Soon after that, the town shut down the park, citing health and safety concerns. The closure only lasted a few days, but that kind of enforcement can make people scatter — and hide, Carelli said.
That morning, no one was camping in the park. “Is it because they’re moving around today because the weather’s nice?” Carelli said. “Or have they been pushed along?”
Municipalities limiting and enforcing where people can camp can make it more difficult to count people who are unsheltered, said Jesse Rabinowitz, campaign and communications director at the National Homelessness Law Center.
“We’re seeing cities and states across the country criminalize homelessness and displace people from areas they would prefer to be, pushing them further into the margins, further into the woods, making them not only harder to count, but also harder for them to access the services they need to get support and get into housing,” Rabinowitz said.
But there are also capacity issues that impede how well service providers are able to count people. Carelli noted that her organization is currently hiring to create a larger, dedicated outreach team – and until they do, they are choosing not to approach some of the larger encampments on the edge of town for the count.
In Washington County, service providers noted an increase in the number of people unsheltered during this year’s count, said Rick DeAngelis, co-executive director of Good Samaritan Haven. They registered 47 people as unsheltered, he said, compared to 32 last year. But their team focused primarily on the communities where they already have a base — Montpelier, Barre, and Berlin — and wasn’t able to get out into the further reaches of the county.
“We just don’t have the person power to really be doing much in those other communities,” he said.
Extenuating circumstances get in the way, too. In Bennington, the unsheltered count was delayed multiple times by bouts of rain and snow. In Brattleboro, two out of three outreach workers had COVID-19 during the count, said Karli Schrade, director of shelters at the Groundworks Collaborative.
The difficulty of counting people as they become unsheltered makes it difficult to predict what this year’s point-in-time count will reveal, Sosin, the researcher, said.
“It’s hard to anticipate what that count will look like,” she said.
High stakes
The murkiness surrounding this year’s count could later impact decision-making at both the state and federal levels.
The Vermont Department for Children and Families uses the annual count to help inform both funding and policy decisions, said Lily Sojourner, interim director of the department’s Office of Economic Opportunity, in an email. Sojourner was quick to point out the limitations of the count, though, and noted that the department uses reports from programs and caseload data to inform its decisions as well.

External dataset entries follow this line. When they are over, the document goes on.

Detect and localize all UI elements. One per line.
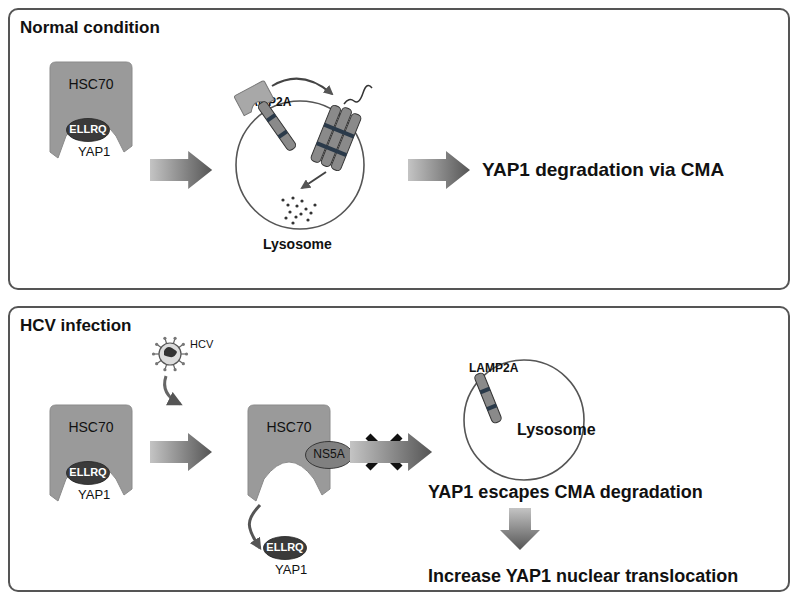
hsc70-chaperone: HSC70ELLRQYAP1 <box>50 62 132 160</box>
lysosome-circle-outline <box>463 359 585 481</box>
block-arrow <box>350 433 432 471</box>
unfolded-substrate <box>344 85 372 104</box>
virus-spike <box>182 343 185 346</box>
result-label: YAP1 degradation via CMA <box>482 159 724 181</box>
node-title: HCV infection <box>20 316 131 336</box>
result-label: Increase YAP1 nuclear translocation <box>428 566 738 587</box>
node-title: HSC70 <box>248 419 330 435</box>
result-label: YAP1 escapes CMA degradation <box>428 482 703 503</box>
virus-spike <box>182 362 185 365</box>
node-caption: YAP1 <box>275 563 307 578</box>
node-caption: Lysosome <box>517 421 596 439</box>
virus-envelope <box>159 343 181 365</box>
release-arrow <box>302 172 326 188</box>
node-title: HSC70 <box>50 76 132 92</box>
block-arrow <box>150 151 212 189</box>
node-title: LAMP2A <box>469 362 518 376</box>
node-title: HSC70 <box>50 419 132 435</box>
node-caption: Lysosome <box>263 236 332 252</box>
connector-group <box>150 151 432 548</box>
curved-arrow <box>249 505 260 548</box>
block-cross <box>368 436 400 468</box>
chaperone-shape <box>50 62 132 158</box>
virus-spike <box>155 343 158 346</box>
entry-arrow <box>165 376 180 404</box>
hcv-virus-outline <box>152 336 188 372</box>
hcv-virus: HCV <box>152 336 188 372</box>
cycle-arrow <box>272 79 332 94</box>
ns5a-protein: NS5A <box>305 441 353 469</box>
hsc70-chaperone: HSC70ELLRQYAP1 <box>50 405 132 503</box>
virus-spike <box>163 368 166 371</box>
ellrq-motif: ELLRQYAP1 <box>263 536 307 560</box>
virus-genome <box>164 347 177 357</box>
node-title: ELLRQ <box>66 466 110 479</box>
node-title: NS5A <box>305 448 353 462</box>
condition-panel: HCV infectionHSC70ELLRQYAP1HCVHSC70NS5AE… <box>8 306 790 592</box>
virus-spike <box>185 352 188 355</box>
block-arrow <box>150 433 212 471</box>
protein-ellipse <box>264 537 307 560</box>
lysosome-circle-outline <box>235 100 365 230</box>
block-arrow <box>500 508 540 550</box>
chaperone-shape <box>50 405 132 501</box>
virus-spike <box>152 352 155 355</box>
protein-ellipse <box>306 442 353 469</box>
node-caption: YAP1 <box>78 145 110 160</box>
node-title: Normal condition <box>20 18 160 38</box>
condition-panel: Normal conditionHSC70ELLRQYAP1LAMP2ALyso… <box>8 8 790 290</box>
ellrq-motif: ELLRQYAP1 <box>66 118 110 142</box>
node-title: ELLRQ <box>263 541 307 554</box>
node-title: ELLRQ <box>66 123 110 136</box>
virus-spike <box>155 362 158 365</box>
block-arrow <box>408 151 470 189</box>
hsc70-chaperone: HSC70NS5A <box>248 405 330 503</box>
node-title: LAMP2A <box>242 96 291 110</box>
lysosome-membrane <box>464 360 584 480</box>
node-title: HCV <box>190 338 213 351</box>
protein-ellipse <box>67 462 110 485</box>
lysosome-membrane <box>236 101 364 229</box>
virus-spike <box>173 368 176 371</box>
degraded-fragments <box>281 196 316 224</box>
node-caption: YAP1 <box>78 488 110 503</box>
ellrq-motif: ELLRQYAP1 <box>66 461 110 485</box>
lysosome-circle: LAMP2ALysosome <box>235 100 365 230</box>
virus-spike <box>173 337 176 340</box>
virus-spike <box>163 337 166 340</box>
protein-ellipse <box>67 119 110 142</box>
lamp2a-monomer <box>474 372 503 424</box>
lysosome-circle: LAMP2ALysosome <box>463 359 585 481</box>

The U.S. Department of Housing and Urban Development, which oversees the annual count, does not use point-in-time count data in any of its current funding formulas, according to Christine Baumann, a public affairs officer for HUD based in Boston. But when doling out grants, HUD does reward local coalitions that can demonstrate they have succeeded in reducing homelessness, as measured by the annual count, along with other data sources, Baumann said.
For Sosin, this year’s count comes during an inflection point for homelessness in Vermont, as lawmakers and the Scott administration debate over the fate of the pandemic-era motel voucher program — and what will come after it.
“If we begin to lose track of the numbers of people that are experiencing homelessness, that’s really going to undermine our efforts to bring to bear solutions at the scale that’s needed,” Sosin said.
At the end of a morning of counting in Bennington, Carelli’s team had found only one unsheltered person. Pulling back into the parking lot behind the family shelter, she said she hopes others have gotten counted as they’ve gone to the food shelf or the free clinic — but she knows they could be missing people. And if and when the motel programs phase out in a few months, she’s bracing for even more people to become unsheltered. That could both make the problem worse — and, as people scatter, harder to quantify.
“It’s going to be a crisis all over again,” she said. “It’s already a crisis. But it’s going to be… devastating.”